Quilt No.648NG - Norma Gilchrist

Description:
Quilt entirely made of hexagons joined to make 'flowers', 6 hexagons form the petals and one in the centre. The quilt is all cotton in a wide variety of colours in plains, checks and florals. The hexagons are all hand stitched using stranded cotton. There is a plain blue border of headcloth machined around the edge to the backing material. It is not quilted The materials were almost all from the scrap bag. Brown paper templates were used. This arrangement of hexagons is one variation of a pattern commonly called 'Grandmother's Flower Garden'.
2040 x 1720mm
2040 x 1720mm
History:
The quilt was made by Sylvia Schliebs and her daughter Norma in the Temora district NSW c.1845. It is now owned by Norma (Gilchrist). It is still used.
Story:
Sylvia Schliebs (1898-1995) and her daughter Norma sewed this quilt in the wintertime after tea at night. They lived on a mixed farm, 'Spring Valley', and Sylvia's life was like that of many farmers' wives with farm jobs to do including milking cows and looking after many chooks. She sold butter and eggs and bunches of violets and made most of her own and Norma's clothes. She was thrifty, practical and a good cook.
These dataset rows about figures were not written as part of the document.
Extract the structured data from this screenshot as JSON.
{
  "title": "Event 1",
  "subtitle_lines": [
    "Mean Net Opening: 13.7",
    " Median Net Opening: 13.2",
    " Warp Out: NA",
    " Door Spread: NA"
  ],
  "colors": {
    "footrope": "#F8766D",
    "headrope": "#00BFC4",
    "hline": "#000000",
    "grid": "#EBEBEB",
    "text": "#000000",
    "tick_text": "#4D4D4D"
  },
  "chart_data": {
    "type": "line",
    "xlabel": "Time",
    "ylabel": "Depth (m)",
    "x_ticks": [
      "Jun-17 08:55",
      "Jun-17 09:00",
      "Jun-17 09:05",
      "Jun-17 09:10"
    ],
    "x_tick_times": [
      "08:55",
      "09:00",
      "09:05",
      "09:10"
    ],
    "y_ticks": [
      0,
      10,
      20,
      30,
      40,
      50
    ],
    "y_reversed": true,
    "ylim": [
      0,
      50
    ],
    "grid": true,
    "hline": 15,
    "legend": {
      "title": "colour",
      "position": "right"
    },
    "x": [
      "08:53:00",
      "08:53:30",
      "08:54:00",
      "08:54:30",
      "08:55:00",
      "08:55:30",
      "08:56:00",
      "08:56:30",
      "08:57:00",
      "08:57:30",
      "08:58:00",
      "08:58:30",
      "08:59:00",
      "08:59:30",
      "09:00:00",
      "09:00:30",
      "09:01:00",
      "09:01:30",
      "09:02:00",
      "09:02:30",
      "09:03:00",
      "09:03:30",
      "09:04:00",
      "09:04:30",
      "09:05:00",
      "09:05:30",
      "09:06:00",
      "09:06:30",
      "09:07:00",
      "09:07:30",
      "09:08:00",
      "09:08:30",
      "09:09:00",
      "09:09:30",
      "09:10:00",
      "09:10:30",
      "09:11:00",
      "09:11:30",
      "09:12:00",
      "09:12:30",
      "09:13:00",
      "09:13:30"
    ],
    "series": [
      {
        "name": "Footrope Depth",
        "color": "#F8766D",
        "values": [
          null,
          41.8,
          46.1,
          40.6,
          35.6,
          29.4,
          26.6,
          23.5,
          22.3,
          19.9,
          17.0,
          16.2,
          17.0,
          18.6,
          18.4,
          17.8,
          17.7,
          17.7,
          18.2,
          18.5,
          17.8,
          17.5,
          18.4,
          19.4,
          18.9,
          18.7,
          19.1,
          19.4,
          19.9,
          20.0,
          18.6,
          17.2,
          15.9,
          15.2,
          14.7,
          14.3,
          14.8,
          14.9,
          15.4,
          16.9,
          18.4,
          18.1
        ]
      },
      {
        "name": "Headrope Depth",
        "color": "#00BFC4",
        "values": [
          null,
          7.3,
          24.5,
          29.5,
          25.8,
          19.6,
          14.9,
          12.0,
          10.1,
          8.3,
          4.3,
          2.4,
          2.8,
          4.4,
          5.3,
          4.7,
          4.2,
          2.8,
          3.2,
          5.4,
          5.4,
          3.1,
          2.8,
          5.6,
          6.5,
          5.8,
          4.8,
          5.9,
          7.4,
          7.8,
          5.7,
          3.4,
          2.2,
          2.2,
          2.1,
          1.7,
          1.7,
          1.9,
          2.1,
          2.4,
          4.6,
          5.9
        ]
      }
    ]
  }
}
Sylvia Violet Schliebs c.1946
Related Quilts:
Quilt of scrap hexagons. Hand pieced over papers with some papers still in place. Materials used include seersucker, plisse, chambray and various other textured cottons used in dressmaking. The owner has restored the quilt. The backing is a soft cotton in indigo blue and the padding is flannelettte. "I machine tied the quilt in its restoration using cream cotton at the intersections so that it doesn't impinge on the interesting fabrics and the overall scrap effects." [Marie Pye]
2590 x 2170mm
2590 x 2170mm
Dresden plate quilt with pointed pieces set around a white centre. Fabrics are checks, floral patterns and plains of the 1930s. The twenty blocks are sashed with plain mauve fabric which does not meet evenly in some places. The padding is two layers of cotton bedspreads. The backing is open weave rough quality cotton.
1860 x 1550mm.
1860 x 1550mm.
Large squares, alternate brown check and blue check, of men's dressing gown material. "Everyone's father had one in 40s and 50s". [Pam Clifford]. No padding. Backing is smaller random shapes of men's grey suiting material. Machine construction. There is no quilting.
2236 x 1550mm
2236 x 1550mm
Unfinished crazy patchwork quilt. Materials are mainly silk, velvet, woven ribbons, woven brocades. Hand embroidery using many different stitches also machine embroidery eg frog. Some individual patches have names, initials, dates probably relating to family members. There are also place names several of which may refer to Australia. Apart from the embroidery on individual patches there are overlaid a number of floral displays across parts of the quilt. Backing is flannelette with selvedges of blue and pink. 1300 x 1300mm
Double sided patchwork quilt. One side has a centre of pieced hexagons enclosed by borders of plain strips and pieced stars and squares. The other side has a printed Royal Coat of Arms (lion and unicorn) 'Honi Soit Qui Mal y Pense, Dieu Et Mon Droit', surrounded by wide borders of plain and printed materials in the style of frame quilts.
2400 x 2300mm
2400 x 2300mm
Patchwork quilt or cloth made from pieces of woollen material used for regimental uniforms in England last century. Star pattern in colours, red, pale blue, green, maroon, yellow [white] and brown. Hand pieced probably by more than one person. Red fringe machined on. Red flannelette backing in poor condition. Two layers, not quilted.